Minorities and low-income beneficiaries receive the greatest benefit from
Medicare Advantage plans, Norwalk said. As a percentage, more minorities
and low-income populations are enrolled in Medicare Advantage plans than in
traditional fee-for-service plans, she said. 

Physician Payments

The president's budget did not discuss the sustainable growth rate formula.
For physicians, the SGR formula has led to cuts in Medicare reimbursements
that will continue in 2008 and beyond. 

The lack of discussion prompted questions from Democrats and Republicans
alike. 

Rep. Earl Pomeroy (D-N.D.) said the president provided a "goose egg" in
terms of providing a multi-year fix to the SGR formula. 

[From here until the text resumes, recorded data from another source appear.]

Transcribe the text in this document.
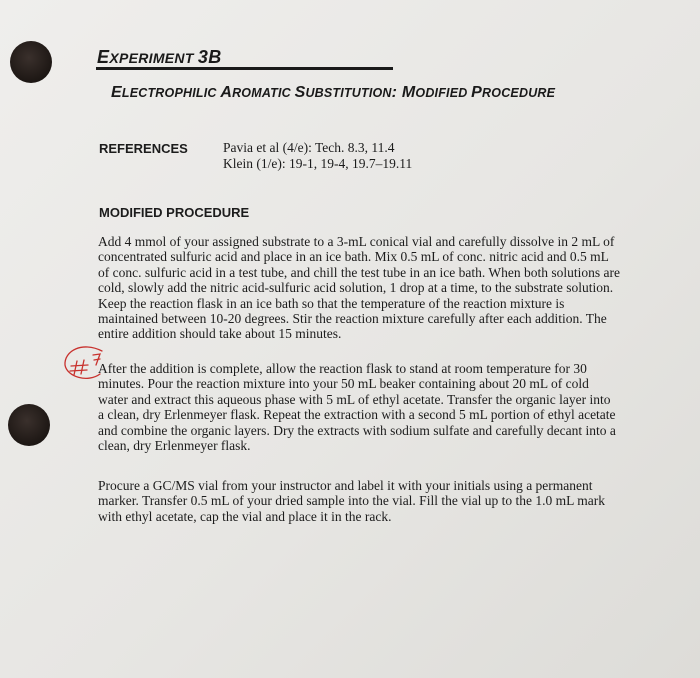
EXPERIMENT 3B
ELECTROPHILIC AROMATIC SUBSTITUTION: MODIFIED PROCEDURE
REFERENCES	Pavia et al (4/e): Tech. 8.3, 11.4
Klein (1/e): 19-1, 19-4, 19.7–19.11
MODIFIED PROCEDURE
Add 4 mmol of your assigned substrate to a 3-mL conical vial and carefully dissolve in 2 mL of
concentrated sulfuric acid and place in an ice bath. Mix 0.5 mL of conc. nitric acid and 0.5 mL
of conc. sulfuric acid in a test tube, and chill the test tube in an ice bath. When both solutions are
cold, slowly add the nitric acid-sulfuric acid solution, 1 drop at a time, to the substrate solution.
Keep the reaction flask in an ice bath so that the temperature of the reaction mixture is
maintained between 10-20 degrees. Stir the reaction mixture carefully after each addition. The
entire addition should take about 15 minutes.
After the addition is complete, allow the reaction flask to stand at room temperature for 30
minutes. Pour the reaction mixture into your 50 mL beaker containing about 20 mL of cold
water and extract this aqueous phase with 5 mL of ethyl acetate. Transfer the organic layer into
a clean, dry Erlenmeyer flask. Repeat the extraction with a second 5 mL portion of ethyl acetate
and combine the organic layers. Dry the extracts with sodium sulfate and carefully decant into a
clean, dry Erlenmeyer flask.
Procure a GC/MS vial from your instructor and label it with your initials using a permanent
marker. Transfer 0.5 mL of your dried sample into the vial. Fill the vial up to the 1.0 mL mark
with ethyl acetate, cap the vial and place it in the rack.
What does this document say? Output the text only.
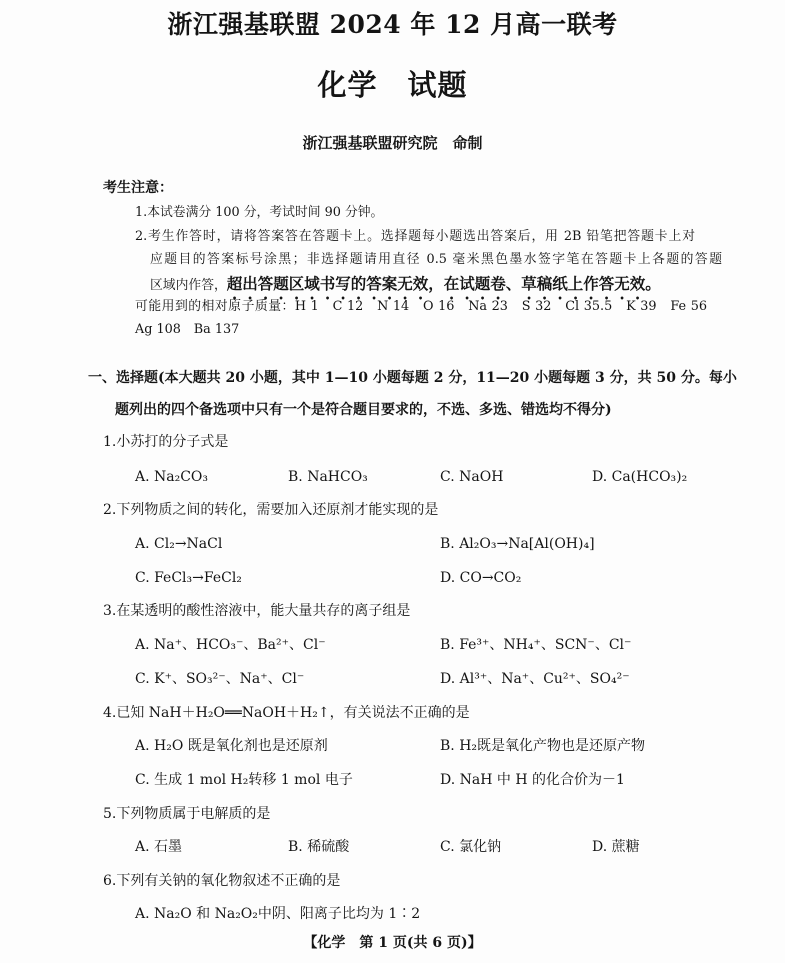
浙江强基联盟 2024 年 12 月高一联考
化学　试题
浙江强基联盟研究院　命制
考生注意：
1.本试卷满分 100 分，考试时间 90 分钟。
2.考生作答时，请将答案答在答题卡上。选择题每小题选出答案后，用 2B 铅笔把答题卡上对
应题目的答案标号涂黑；非选择题请用直径 0.5 毫米黑色墨水签字笔在答题卡上各题的答题
区域内作答，超出答题区域书写的答案无效，在试题卷、草稿纸上作答无效。
可能用到的相对原子质量：H 1　C 12　N 14　O 16　Na 23　S 32　Cl 35.5　K 39　Fe 56
Ag 108　Ba 137
一、选择题(本大题共 20 小题，其中 1—10 小题每题 2 分，11—20 小题每题 3 分，共 50 分。每小
题列出的四个备选项中只有一个是符合题目要求的，不选、多选、错选均不得分)
1.小苏打的分子式是
A. Na₂CO₃	B. NaHCO₃	C. NaOH	D. Ca(HCO₃)₂
2.下列物质之间的转化，需要加入还原剂才能实现的是
A. Cl₂→NaCl	B. Al₂O₃→Na[Al(OH)₄]
C. FeCl₃→FeCl₂	D. CO→CO₂
3.在某透明的酸性溶液中，能大量共存的离子组是
A. Na⁺、HCO₃⁻、Ba²⁺、Cl⁻	B. Fe³⁺、NH₄⁺、SCN⁻、Cl⁻
C. K⁺、SO₃²⁻、Na⁺、Cl⁻	D. Al³⁺、Na⁺、Cu²⁺、SO₄²⁻
4.已知 NaH＋H₂O══NaOH＋H₂↑，有关说法不正确的是
A. H₂O 既是氧化剂也是还原剂	B. H₂既是氧化产物也是还原产物
C. 生成 1 mol H₂转移 1 mol 电子	D. NaH 中 H 的化合价为－1
5.下列物质属于电解质的是
A. 石墨	B. 稀硫酸	C. 氯化钠	D. 蔗糖
6.下列有关钠的氧化物叙述不正确的是
A. Na₂O 和 Na₂O₂中阴、阳离子比均为 1∶2
【化学　第 1 页(共 6 页)】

Subcommittee ranking member Dave Camp (R-Mich.) said the administration
could have taken a number of steps to help improve the physician payment
system, such as removing drug payments from the SGR formula. 

Norwalk said the budget does recognize that the SGR formula "is a problem."
She said CMS would like to become a "more active purchaser" of health care
services to better reward efficient behavior among physicians, something
the current SGR formula does not do.